All tablets will work on Wi-Fi at home or at hotspots, and some also work with 3G mobile broadband. This is great if you plan to use your tablet in the car, say, but 3G hammers the battery and data costs add up -- if possible, try it for a few weeks before signing a long-term contract.
Large, flat, fragile tablets make lousy cameras, so don't be swayed by large megapixel counts. It's actually more important that the front-facing camera is decent (say 0.6 megapixels or more) to take advantage of video-chat apps such as Skype or FaceTime (below).
Similarly, on-board speakers tend to be quiet and tinny. All tablets should have headphone sockets for connecting to a dock and a real bonus is an HDMI connector. This is great for watching videos on flatscreen tellies and even playing games or surfing the Web if you can handle sitting that close to the screen.

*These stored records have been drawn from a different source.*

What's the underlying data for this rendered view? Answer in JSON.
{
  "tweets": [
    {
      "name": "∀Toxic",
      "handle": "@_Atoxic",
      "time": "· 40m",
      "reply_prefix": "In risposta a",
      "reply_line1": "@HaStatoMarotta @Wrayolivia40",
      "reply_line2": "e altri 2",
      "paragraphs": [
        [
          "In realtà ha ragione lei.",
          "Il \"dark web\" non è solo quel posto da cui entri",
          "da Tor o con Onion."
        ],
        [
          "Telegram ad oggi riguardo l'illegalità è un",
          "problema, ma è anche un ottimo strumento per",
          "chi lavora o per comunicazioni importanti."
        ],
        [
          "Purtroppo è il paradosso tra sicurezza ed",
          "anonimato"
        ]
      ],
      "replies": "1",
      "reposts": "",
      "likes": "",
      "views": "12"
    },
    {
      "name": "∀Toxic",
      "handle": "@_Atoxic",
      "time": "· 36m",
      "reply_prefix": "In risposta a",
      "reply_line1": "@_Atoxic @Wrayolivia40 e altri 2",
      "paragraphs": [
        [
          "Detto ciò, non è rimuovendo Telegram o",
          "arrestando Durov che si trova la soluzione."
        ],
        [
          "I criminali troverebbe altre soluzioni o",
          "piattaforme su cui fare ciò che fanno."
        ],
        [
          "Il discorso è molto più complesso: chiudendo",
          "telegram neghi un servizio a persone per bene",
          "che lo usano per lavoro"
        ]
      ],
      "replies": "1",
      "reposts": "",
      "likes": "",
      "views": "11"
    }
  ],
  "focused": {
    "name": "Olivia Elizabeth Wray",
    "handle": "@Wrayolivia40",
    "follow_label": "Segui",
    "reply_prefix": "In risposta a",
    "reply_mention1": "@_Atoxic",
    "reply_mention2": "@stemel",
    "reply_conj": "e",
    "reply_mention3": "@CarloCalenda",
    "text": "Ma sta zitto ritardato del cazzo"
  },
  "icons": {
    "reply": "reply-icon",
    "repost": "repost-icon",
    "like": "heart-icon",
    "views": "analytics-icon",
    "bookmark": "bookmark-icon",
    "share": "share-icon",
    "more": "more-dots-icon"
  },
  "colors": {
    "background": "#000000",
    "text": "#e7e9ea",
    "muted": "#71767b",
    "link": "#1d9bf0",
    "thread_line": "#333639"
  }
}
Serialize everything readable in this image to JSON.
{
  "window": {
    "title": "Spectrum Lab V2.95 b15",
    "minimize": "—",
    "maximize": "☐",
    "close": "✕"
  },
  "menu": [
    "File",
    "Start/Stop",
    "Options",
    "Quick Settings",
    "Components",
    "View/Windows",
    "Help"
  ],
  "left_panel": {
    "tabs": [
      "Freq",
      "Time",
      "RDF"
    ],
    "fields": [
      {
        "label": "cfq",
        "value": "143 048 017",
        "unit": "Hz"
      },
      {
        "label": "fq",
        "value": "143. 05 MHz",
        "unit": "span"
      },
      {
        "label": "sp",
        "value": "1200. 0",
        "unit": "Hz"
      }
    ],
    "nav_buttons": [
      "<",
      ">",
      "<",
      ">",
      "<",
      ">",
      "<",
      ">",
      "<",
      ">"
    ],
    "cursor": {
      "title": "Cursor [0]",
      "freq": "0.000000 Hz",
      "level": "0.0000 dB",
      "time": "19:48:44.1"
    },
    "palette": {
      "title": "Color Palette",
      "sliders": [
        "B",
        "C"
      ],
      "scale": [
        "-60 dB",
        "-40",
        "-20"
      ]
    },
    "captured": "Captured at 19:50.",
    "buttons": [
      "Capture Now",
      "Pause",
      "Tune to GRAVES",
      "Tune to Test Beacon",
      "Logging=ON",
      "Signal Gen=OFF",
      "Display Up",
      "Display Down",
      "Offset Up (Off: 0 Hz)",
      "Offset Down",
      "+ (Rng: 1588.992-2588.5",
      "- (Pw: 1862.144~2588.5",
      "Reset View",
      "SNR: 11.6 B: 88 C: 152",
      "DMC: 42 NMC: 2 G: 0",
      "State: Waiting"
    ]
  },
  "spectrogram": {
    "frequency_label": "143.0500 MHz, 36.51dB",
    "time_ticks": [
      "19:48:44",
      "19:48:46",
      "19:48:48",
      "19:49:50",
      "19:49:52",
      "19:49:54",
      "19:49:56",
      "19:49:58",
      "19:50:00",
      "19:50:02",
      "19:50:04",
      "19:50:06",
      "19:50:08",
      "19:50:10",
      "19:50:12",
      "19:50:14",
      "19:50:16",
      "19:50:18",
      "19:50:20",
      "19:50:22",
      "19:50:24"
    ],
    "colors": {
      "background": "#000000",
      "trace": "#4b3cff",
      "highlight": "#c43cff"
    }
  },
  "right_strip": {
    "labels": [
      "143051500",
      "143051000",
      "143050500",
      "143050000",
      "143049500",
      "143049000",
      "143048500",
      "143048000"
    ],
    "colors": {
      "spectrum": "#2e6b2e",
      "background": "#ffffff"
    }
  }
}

Later versions of Android Honeycomb allow you to connect cameras, keyboards, mice and games controllers via USB, although most tablets should also support Bluetooth peripherals. GPS is found on most Android tablets and some iPads. Gyros and accelerometers are handy for motion-controlled games, but aren't really essential.
Tablets do not generally have swappable batteries, so commuters might think twice about buying one that claims less than, say, 6 hours' life. Many now deliver 8 or even 10 hours operation between charges -- enough for an intercontinental flight. Turning off Wi-Fi and 3G will extend that even further.
Finally, check the build quality. A metal chassis will always last longer than a plastic one, and tough Gorilla Glass reduces the chance of a shattered screen. There aren't really any water- or dust-proof tablets for now, so consider a case or sleeve if you're venturing into the great outdoors.